Oleksii
V. Samoilenko, Cand. Sc. (Eng.), Assoc. Prof.
National
Technical University of Ukraine "Igor Sikorsky Kyiv Polytechnic
Institute"
Technical Problems of Academic
Plagiarism Identifying
in Higher Engineering Education
No one doubts the fact that
academic plagiarism is a shameful phenomenon, with which it is necessary to
fight irreconcilably.
Academic plagiarism is less
common in the field of technical sciences and higher engineering education.
Primarily, this is due to these reasons:
high labour intensity
of the work;
high visibility of
received academic results.
The issue of academic
plagiarism detection in large arrays of information occurs more and more
frequently. Therefore, it is quite logical to use computer technology for this.
Now there is a lot of software (including free) to search for borrowings on the
Internet and on the local computer.
However, work in the field
of technical science and engineering education has features that significantly
reduce the possibilities of automated processing or even make it impossible:
large amount of
graphic information that determines the essence of the work;
presence of
mathematical and chemical formulas, graphs, etc. in the text;
limited lexical
possibilities due to the standardization of terminology;
presence of formally
identical fragments in different places.
For example, the bachelor's
degree project contains (on average) 8 blueprints of the A1 format and an
explanatory note with a volume of about 70 pages. The blueprints are the main.
However, the software tests
conducted by the author have shown that anti-plagiarism programs work very
poorly with graphic information. If the search for coincidence in full-colour
images of the program is poorly handled, then when processing monochrome images
there are problems.
For example, the program
does not distinguish between a monochrome image of a text and a monochrome
sketch. The program does not distinguish significant and insignificant
(framework and main labels) elements in the processing of blueprints.
Also, the difficulty is
caused by the abundance of vector graphic formats in which blueprints can be
presented.
Mathematical and chemical
formulas are very poorly recognized by anti-plagiarism software. Especially
because the same mathematical formula can be written in several ways (for
example, permutation of terms). Therefore, anti-plagiarism software should
recognize not only the appearance, but also the essence of mathematical and
chemical formulas. And this has not yet been observed.
The language used in the
field of technical science and engineering education is much formalized. For
example, the search engine on the first attempt finds 23 Ukrainian state
standards (which are mandatory for use) that regulate the terminology in the
engineering industry. And this is not a complete list.
Also several explanatory
notes of diploma projects can contain the same elements. This can be, for
example, a description of the basic equipment (the same for several students
who have a common object for modernization) or typical calculations (which are
also often standardized).
The citation problem has a
satisfactory solution mainly in relation to modern publications.
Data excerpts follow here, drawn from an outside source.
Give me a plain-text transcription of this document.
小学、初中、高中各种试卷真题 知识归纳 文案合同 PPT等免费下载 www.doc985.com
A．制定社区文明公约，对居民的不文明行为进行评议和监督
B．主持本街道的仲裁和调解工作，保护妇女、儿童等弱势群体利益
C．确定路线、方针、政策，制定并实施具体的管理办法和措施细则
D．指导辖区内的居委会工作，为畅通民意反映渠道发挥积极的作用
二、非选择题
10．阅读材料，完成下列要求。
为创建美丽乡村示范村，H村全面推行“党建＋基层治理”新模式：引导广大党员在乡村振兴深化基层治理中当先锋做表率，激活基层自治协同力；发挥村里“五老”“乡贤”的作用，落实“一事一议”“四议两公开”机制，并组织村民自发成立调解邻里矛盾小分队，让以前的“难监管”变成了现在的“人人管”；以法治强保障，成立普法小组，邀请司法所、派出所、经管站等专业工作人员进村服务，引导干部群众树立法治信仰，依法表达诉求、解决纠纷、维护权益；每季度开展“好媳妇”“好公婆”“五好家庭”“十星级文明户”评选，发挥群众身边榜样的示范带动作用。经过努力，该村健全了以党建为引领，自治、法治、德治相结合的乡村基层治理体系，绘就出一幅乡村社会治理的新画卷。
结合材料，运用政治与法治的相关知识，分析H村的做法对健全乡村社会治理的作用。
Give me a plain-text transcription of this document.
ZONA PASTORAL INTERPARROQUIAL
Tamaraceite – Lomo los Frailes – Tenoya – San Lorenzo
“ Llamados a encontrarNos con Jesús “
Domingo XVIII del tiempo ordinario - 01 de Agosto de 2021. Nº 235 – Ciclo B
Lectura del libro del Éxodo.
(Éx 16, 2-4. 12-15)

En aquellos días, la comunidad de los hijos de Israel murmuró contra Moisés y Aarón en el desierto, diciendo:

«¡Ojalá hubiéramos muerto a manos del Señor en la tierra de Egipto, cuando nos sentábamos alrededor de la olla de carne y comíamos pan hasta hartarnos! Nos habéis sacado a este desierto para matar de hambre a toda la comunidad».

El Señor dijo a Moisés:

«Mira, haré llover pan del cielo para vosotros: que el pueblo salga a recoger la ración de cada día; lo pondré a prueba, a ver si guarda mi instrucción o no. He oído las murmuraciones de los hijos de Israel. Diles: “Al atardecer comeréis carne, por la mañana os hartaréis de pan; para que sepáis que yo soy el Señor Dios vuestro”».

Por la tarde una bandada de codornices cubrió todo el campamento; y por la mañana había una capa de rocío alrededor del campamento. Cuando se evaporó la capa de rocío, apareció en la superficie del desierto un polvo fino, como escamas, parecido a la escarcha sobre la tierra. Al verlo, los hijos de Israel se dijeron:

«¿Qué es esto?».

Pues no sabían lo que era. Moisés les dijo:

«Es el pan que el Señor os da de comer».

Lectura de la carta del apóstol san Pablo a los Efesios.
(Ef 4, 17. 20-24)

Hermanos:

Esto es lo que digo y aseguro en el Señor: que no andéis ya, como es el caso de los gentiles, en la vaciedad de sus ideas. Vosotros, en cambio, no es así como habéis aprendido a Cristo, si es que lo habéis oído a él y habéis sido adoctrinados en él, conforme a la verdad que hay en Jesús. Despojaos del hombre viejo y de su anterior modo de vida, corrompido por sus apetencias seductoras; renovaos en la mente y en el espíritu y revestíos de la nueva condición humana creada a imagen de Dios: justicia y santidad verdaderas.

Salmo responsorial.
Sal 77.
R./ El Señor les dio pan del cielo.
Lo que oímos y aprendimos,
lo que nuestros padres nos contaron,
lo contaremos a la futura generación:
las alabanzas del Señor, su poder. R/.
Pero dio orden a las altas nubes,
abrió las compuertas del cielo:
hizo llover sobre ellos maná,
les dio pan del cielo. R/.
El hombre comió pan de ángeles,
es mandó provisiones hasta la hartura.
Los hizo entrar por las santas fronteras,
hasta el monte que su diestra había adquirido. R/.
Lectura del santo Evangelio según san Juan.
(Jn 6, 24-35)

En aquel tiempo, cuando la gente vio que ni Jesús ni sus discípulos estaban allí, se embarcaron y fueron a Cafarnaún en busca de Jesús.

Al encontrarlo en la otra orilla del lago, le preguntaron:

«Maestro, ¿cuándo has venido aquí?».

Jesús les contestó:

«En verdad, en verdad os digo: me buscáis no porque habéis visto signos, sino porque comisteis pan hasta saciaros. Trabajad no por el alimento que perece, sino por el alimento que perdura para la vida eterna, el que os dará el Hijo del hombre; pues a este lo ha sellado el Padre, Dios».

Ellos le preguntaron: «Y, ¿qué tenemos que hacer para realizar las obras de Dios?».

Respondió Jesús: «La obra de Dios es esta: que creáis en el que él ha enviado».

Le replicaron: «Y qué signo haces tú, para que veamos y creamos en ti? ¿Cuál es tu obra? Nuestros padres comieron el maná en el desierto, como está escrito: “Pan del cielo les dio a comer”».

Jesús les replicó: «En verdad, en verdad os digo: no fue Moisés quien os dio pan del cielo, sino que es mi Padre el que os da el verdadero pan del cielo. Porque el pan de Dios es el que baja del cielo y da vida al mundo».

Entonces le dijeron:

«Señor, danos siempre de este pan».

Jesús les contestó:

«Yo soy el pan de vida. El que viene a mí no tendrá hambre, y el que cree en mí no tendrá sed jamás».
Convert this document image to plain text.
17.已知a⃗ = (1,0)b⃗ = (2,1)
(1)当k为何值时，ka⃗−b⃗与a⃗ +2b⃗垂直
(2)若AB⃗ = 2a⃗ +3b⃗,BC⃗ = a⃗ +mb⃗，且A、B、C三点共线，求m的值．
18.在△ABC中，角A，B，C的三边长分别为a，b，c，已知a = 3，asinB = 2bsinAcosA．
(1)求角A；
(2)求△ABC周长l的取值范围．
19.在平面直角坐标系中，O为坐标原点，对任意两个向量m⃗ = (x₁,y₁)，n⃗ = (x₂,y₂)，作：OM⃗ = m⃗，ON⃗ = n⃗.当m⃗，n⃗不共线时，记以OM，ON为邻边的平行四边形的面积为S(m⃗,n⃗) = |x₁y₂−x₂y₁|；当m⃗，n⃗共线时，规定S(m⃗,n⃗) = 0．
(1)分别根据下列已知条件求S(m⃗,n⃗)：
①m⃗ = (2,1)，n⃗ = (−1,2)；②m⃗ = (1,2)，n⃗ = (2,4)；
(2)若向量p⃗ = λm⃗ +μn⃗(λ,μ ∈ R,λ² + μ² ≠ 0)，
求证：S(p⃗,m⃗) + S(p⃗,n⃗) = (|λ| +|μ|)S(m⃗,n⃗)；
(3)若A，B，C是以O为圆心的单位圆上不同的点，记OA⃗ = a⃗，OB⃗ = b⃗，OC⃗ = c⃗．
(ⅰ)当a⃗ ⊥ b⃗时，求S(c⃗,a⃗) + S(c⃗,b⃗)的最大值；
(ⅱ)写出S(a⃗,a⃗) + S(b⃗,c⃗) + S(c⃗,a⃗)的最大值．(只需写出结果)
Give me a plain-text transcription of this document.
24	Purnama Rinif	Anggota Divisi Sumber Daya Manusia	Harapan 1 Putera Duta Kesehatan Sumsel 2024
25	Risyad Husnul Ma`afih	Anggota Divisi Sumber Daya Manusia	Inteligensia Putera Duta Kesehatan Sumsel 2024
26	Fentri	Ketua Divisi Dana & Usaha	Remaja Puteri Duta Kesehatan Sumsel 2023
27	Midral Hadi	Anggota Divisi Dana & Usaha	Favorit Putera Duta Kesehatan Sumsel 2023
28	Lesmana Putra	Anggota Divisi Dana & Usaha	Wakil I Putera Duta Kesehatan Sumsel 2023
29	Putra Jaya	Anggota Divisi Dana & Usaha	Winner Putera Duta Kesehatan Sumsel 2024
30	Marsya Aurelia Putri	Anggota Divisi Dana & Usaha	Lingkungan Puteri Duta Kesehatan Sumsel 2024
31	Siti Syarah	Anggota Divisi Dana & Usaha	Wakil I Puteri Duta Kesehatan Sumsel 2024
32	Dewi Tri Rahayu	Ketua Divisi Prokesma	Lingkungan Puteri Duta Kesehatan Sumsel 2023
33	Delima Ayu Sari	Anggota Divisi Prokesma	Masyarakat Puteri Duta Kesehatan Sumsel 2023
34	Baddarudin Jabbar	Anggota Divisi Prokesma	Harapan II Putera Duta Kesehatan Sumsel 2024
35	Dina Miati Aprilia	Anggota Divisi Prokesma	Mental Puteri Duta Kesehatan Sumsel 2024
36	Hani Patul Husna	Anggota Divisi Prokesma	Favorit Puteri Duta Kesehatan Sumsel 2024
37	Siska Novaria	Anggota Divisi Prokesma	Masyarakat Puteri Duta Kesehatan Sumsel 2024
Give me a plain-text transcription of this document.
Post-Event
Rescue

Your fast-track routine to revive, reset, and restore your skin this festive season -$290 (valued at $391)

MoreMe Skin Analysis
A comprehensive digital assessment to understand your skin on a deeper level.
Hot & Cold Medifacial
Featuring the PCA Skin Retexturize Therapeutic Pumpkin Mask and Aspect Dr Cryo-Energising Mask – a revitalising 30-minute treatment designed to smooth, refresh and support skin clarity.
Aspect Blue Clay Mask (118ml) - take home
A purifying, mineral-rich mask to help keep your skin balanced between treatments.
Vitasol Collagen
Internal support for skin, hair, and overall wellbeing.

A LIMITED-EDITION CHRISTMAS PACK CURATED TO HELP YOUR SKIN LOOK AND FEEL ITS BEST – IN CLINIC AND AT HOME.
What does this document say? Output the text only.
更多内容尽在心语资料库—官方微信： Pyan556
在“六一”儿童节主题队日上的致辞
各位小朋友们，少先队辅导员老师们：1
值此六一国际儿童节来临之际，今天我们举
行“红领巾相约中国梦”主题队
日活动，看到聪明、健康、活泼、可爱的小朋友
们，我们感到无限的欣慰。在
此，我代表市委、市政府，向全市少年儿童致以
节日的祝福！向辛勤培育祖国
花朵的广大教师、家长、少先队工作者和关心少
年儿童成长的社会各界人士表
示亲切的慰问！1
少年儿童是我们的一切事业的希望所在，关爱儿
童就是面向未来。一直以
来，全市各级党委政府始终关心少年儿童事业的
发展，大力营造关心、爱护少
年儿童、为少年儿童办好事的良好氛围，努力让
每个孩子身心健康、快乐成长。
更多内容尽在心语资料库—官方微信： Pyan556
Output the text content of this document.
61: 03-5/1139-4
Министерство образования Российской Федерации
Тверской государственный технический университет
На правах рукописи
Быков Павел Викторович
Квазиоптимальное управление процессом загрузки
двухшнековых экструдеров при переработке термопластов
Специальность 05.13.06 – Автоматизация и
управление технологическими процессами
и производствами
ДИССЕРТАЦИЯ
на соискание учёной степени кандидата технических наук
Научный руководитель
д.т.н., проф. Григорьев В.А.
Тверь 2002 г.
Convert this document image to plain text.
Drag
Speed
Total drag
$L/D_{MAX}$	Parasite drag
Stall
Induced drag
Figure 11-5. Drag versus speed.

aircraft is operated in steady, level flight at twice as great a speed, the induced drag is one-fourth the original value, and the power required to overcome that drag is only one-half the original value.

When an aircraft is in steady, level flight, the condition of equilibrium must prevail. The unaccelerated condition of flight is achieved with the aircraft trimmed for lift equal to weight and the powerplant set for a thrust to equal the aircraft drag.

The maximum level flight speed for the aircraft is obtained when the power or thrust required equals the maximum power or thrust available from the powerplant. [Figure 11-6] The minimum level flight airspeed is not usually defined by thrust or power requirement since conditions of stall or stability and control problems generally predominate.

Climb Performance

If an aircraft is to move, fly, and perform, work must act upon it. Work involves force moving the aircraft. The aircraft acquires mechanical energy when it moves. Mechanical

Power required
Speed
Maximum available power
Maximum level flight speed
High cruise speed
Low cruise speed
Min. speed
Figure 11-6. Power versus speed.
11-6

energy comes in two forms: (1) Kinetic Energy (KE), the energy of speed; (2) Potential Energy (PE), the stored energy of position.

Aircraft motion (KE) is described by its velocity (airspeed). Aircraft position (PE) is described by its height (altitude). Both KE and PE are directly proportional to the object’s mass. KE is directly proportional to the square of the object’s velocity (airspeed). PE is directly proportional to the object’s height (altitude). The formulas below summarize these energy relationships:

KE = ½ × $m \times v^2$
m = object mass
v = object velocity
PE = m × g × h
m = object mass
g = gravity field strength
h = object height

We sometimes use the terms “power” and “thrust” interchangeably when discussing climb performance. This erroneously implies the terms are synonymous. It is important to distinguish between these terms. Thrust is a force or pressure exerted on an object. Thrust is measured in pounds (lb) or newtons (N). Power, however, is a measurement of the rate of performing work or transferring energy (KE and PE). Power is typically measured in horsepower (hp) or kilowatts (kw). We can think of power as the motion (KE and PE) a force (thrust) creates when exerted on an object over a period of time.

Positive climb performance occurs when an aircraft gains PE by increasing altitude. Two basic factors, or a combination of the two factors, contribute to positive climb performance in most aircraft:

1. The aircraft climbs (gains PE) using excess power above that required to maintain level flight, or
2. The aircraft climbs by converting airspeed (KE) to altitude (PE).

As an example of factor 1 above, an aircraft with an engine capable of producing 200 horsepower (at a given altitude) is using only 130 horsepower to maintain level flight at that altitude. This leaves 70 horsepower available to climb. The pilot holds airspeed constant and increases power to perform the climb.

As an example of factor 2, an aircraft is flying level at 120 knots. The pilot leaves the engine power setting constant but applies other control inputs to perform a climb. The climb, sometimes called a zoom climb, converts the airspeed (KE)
At the same
time, the publications of the countries of the former USSR are not yet
sufficiently represented in free access.
Also, the citation has such
difficulties:
incompleteness of the
bibliographic description of the source of information or even printed or
grammatical errors in it;
location of the
source list information in a separate file;
variety of ways to
specify the information sources and their location in the text of the
investigated document.
One of the solutions to this
problem may be, obviously, the establishment in the future of a single
identifier for scientific publications and technical documents.
In the short term there are
two possible solutions:
development of
special high-performance anti-plagiarism software;
adaptation of the
tested work to the analytical capabilities of the existing anti-plagiarism
software.
Obviously, the second method
is the most preferable.
Author suggests such ways of
adaptation of the information under study:
translation of
graphic information from vector to raster form;
presentation of
textual information in the simplest possible form.
The optimal use is the mark-up
language HTML with attached CSS style sheets. And
mathematical formulas can be written in LaTeX.
Advantages of the HTML/CSS format:
complete document
formatting;
easy to learn;
large number of free
editors, including the WYSIWYG class;
openness and the lack
of encryption.
the information is
placed in the appropriate containers (tags).
Requirements for editing a
document in the HTML/CSS format:
strict unification of
links to information sources;
placing of quotations
and other loans in special tags;
minimal formatting.
However, anti-plagiarism
software should be upgrated to use the HTML/CSS format.
The described problems can
lead to false positive results. Therefore, the supervisory authorities should
not apply decisions solely on the basis of the results of the work of the
anti-plagiarism software. Each case must be considered individually. Any doubts
should be interpreted in favour of authorship.